Totalitarian powers mostly want foreign journalists to go, but sometimes they want them to stay. China recently detained Michael Smith and Bill Birtles, of the Australian Financial Review and ABC respectively. The men were held in the country so they could be questioned about Cheng Lei, an Australian-born anchor for the state broadcaster, CCTV, who is now being investigated by the authorities. Seven police arrived at Smith’s Shanghai flat late on Thursday night last week and interrogated him, pointing a spotlight in his face. Australian consular officials, who had sensed danger even before this, then gave the two men shelter and got them back to Sydney.
There are now no journalists working for Australian media in China, it is said. It feels as if there are scarcely any British ones either. The BBC still retains a China correspondent, Stephen McDonell (who is actually Australian), but if you google the BBC’s China editor, you see it is stated to be Carrie Gracie, even though she resigned from the post in 2018 because she was annoyed about her pay. The BBC has not replaced her. McDonell tries hard, but the BBC has quietly given up anything like full reporting of China.

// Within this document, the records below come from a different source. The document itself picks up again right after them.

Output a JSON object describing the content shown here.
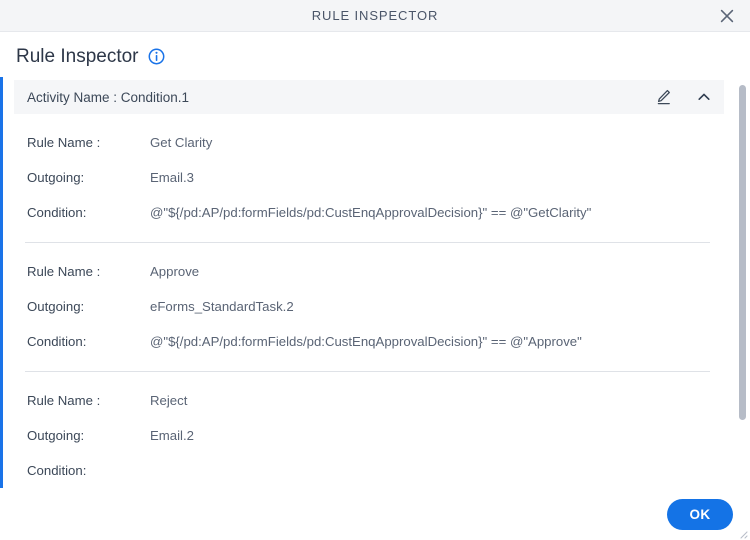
{
  "window": {
    "title": "RULE INSPECTOR",
    "close_icon": "close-icon"
  },
  "header": {
    "page_title": "Rule Inspector",
    "info_icon": "info-icon"
  },
  "accordion": {
    "activity_title": "Activity Name : Condition.1",
    "edit_icon": "pencil-edit-icon",
    "collapse_icon": "chevron-up-icon"
  },
  "labels": {
    "rule_name": "Rule Name :",
    "outgoing": "Outgoing:",
    "condition": "Condition:"
  },
  "rules": [
    {
      "rule_name": "Get Clarity",
      "outgoing": "Email.3",
      "condition": "@\"${/pd:AP/pd:formFields/pd:CustEnqApprovalDecision}\" == @\"GetClarity\""
    },
    {
      "rule_name": "Approve",
      "outgoing": "eForms_StandardTask.2",
      "condition": "@\"${/pd:AP/pd:formFields/pd:CustEnqApprovalDecision}\" == @\"Approve\""
    },
    {
      "rule_name": "Reject",
      "outgoing": "Email.2",
      "condition": ""
    }
  ],
  "footer": {
    "ok_label": "OK"
  },
  "colors": {
    "accent": "#1473e6",
    "titlebar_bg": "#f4f5f7",
    "accordion_bg": "#f5f6f8",
    "left_rail": "#1a73e8",
    "scrollbar_thumb": "#b6bcc7"
  }
}
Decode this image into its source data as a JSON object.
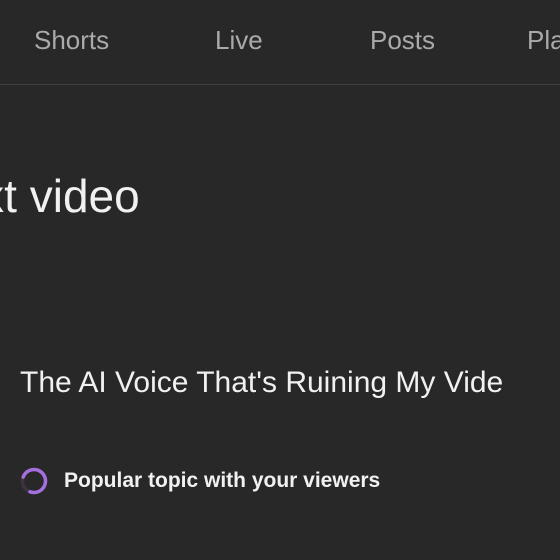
{
  "tabs": [
    {
      "label": "Shorts"
    },
    {
      "label": "Live"
    },
    {
      "label": "Posts"
    },
    {
      "label": "Pla"
    }
  ],
  "section": {
    "title": "next video"
  },
  "idea": {
    "title": "The AI Voice That's Ruining My Vide",
    "reason": "Popular topic with your viewers",
    "reason_icon": "trending-ring-icon",
    "accent_color": "#a56fe0"
  },
  "colors": {
    "background": "#282828",
    "tab_text": "#aaaaaa",
    "text": "#f1f1f1",
    "divider": "#3f3f3f"
  }
}
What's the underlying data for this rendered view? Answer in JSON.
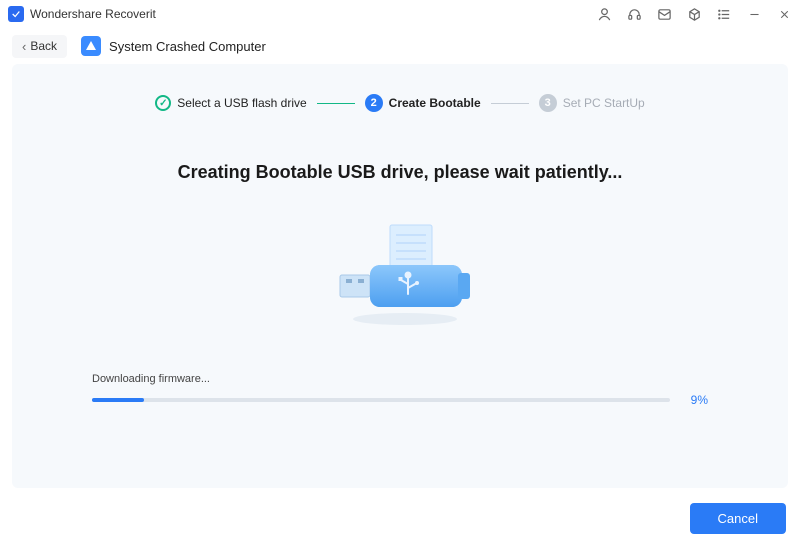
{
  "app": {
    "title": "Wondershare Recoverit"
  },
  "header": {
    "back_label": "Back",
    "section_title": "System Crashed Computer"
  },
  "stepper": {
    "steps": [
      {
        "label": "Select a USB flash drive",
        "state": "done",
        "num": "✓"
      },
      {
        "label": "Create Bootable",
        "state": "active",
        "num": "2"
      },
      {
        "label": "Set PC StartUp",
        "state": "todo",
        "num": "3"
      }
    ]
  },
  "main": {
    "headline": "Creating Bootable USB drive, please wait patiently...",
    "progress_label": "Downloading firmware...",
    "progress_percent_value": 9,
    "progress_percent_display": "9%"
  },
  "footer": {
    "cancel_label": "Cancel"
  },
  "colors": {
    "accent": "#2a7bf6",
    "success": "#12b886"
  }
}
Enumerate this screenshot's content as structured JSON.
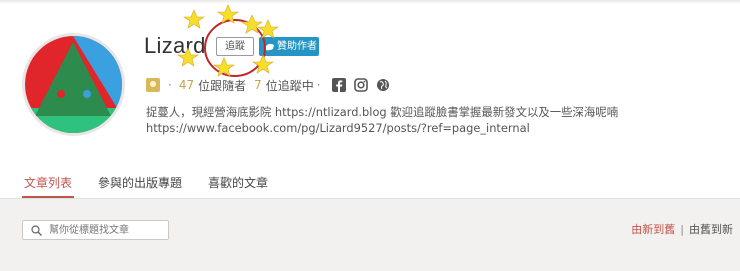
{
  "profile": {
    "name": "Lizard",
    "follow_label": "追蹤",
    "sponsor_label": "贊助作者",
    "followers_count": "47",
    "followers_label": "位跟隨者",
    "following_count": "7",
    "following_label": "位追蹤中",
    "bio_line1": "捉蔓人，現經營海底影院 https://ntlizard.blog 歡迎追蹤臉書掌握最新發文以及一些深海呢喃",
    "bio_line2": "https://www.facebook.com/pg/Lizard9527/posts/?ref=page_internal"
  },
  "tabs": [
    {
      "label": "文章列表",
      "active": true
    },
    {
      "label": "參與的出版專題",
      "active": false
    },
    {
      "label": "喜歡的文章",
      "active": false
    }
  ],
  "search": {
    "placeholder": "幫你從標題找文章"
  },
  "sort": {
    "newest": "由新到舊",
    "oldest": "由舊到新"
  },
  "colors": {
    "accent": "#c0564e",
    "sponsor": "#2596c4",
    "gold": "#c9a24a"
  },
  "icons": [
    "facebook-icon",
    "instagram-icon",
    "globe-icon",
    "search-icon",
    "coin-icon"
  ]
}
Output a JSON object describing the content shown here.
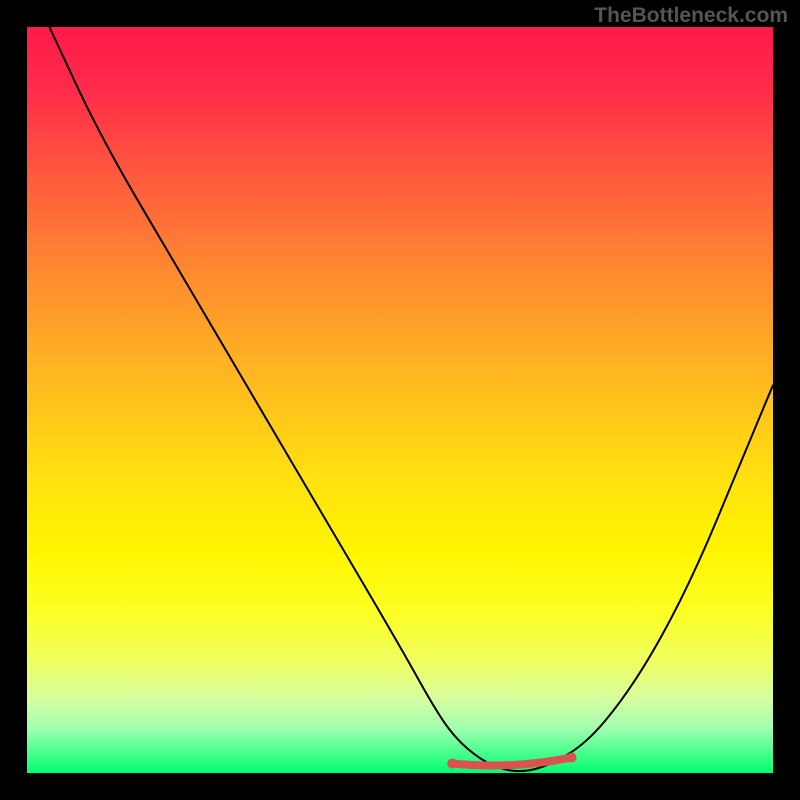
{
  "watermark": "TheBottleneck.com",
  "chart_data": {
    "type": "line",
    "title": "",
    "xlabel": "",
    "ylabel": "",
    "xlim": [
      0,
      100
    ],
    "ylim": [
      0,
      100
    ],
    "series": [
      {
        "name": "bottleneck-curve",
        "x": [
          3,
          10,
          20,
          30,
          40,
          50,
          55,
          58,
          62,
          66,
          70,
          75,
          80,
          85,
          90,
          95,
          100
        ],
        "y": [
          100,
          85,
          68,
          51,
          34,
          17,
          8,
          4,
          1,
          0,
          1,
          4,
          10,
          18,
          28,
          40,
          52
        ]
      }
    ],
    "optimal_range": {
      "x_start": 57,
      "x_end": 73,
      "y": 1
    },
    "background": "rainbow-gradient-red-to-green"
  }
}
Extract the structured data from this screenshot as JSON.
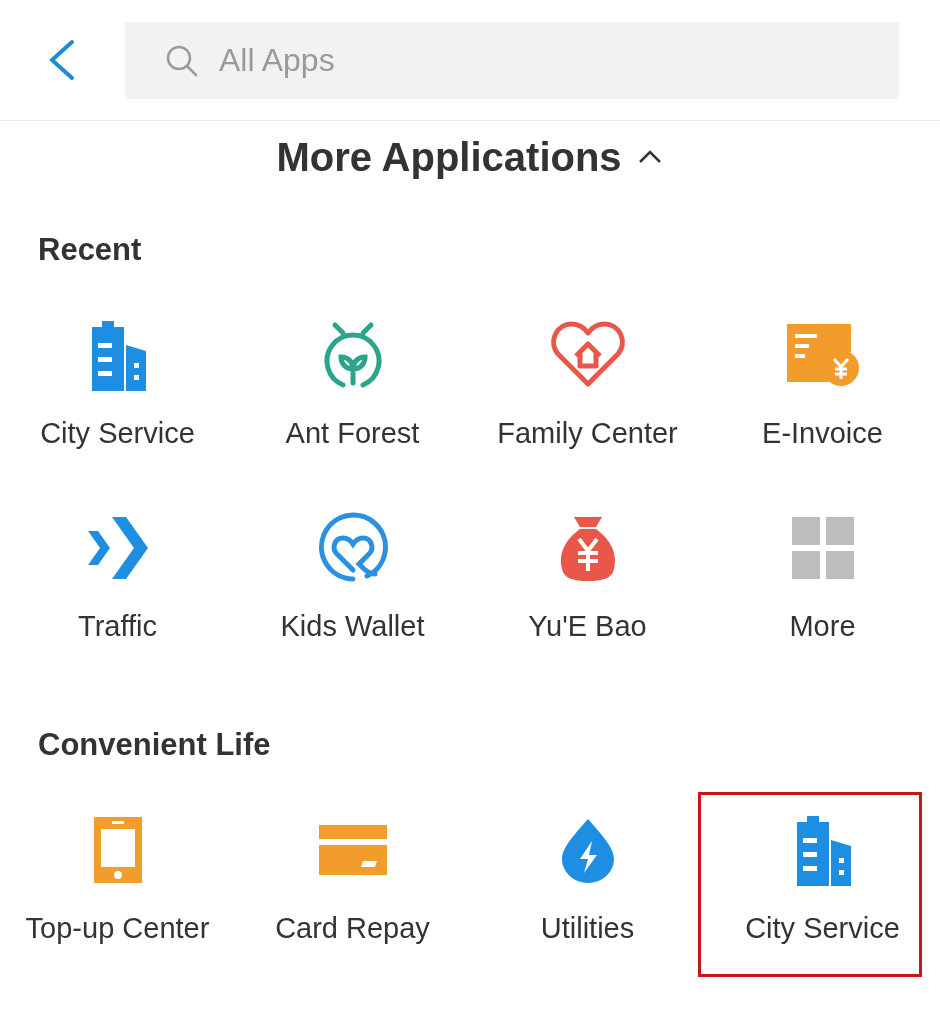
{
  "search": {
    "placeholder": "All Apps"
  },
  "title": {
    "text": "More Applications",
    "expanded": true
  },
  "sections": [
    {
      "heading": "Recent",
      "apps": [
        {
          "label": "City Service",
          "kind": "building",
          "highlighted": false
        },
        {
          "label": "Ant Forest",
          "kind": "sprout",
          "highlighted": false
        },
        {
          "label": "Family Center",
          "kind": "heart",
          "highlighted": false
        },
        {
          "label": "E-Invoice",
          "kind": "invoice",
          "highlighted": false
        },
        {
          "label": "Traffic",
          "kind": "chevrons",
          "highlighted": false
        },
        {
          "label": "Kids Wallet",
          "kind": "ring",
          "highlighted": false
        },
        {
          "label": "Yu'E Bao",
          "kind": "bag",
          "highlighted": false
        },
        {
          "label": "More",
          "kind": "grid",
          "highlighted": false
        }
      ]
    },
    {
      "heading": "Convenient Life",
      "apps": [
        {
          "label": "Top-up Center",
          "kind": "phone",
          "highlighted": false
        },
        {
          "label": "Card Repay",
          "kind": "card",
          "highlighted": false
        },
        {
          "label": "Utilities",
          "kind": "drop",
          "highlighted": false
        },
        {
          "label": "City Service",
          "kind": "building",
          "highlighted": true
        }
      ]
    }
  ]
}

In the days of Chairman Mao, the country was so closed that almost all reporting on mainland affairs came from China-watchers based in Hong Kong. In a way, the situation today is even trickier, because the free press is being crushed in Hong Kong. Seventeen foreign correspondents have had their credentials removed this year. Such repression is effective. The western media, especially the BBC, do become more timid (the same problem is acute in relation to Iran). Easier to report lavishly on the evils of President Trump, which, of course, they can do without fear.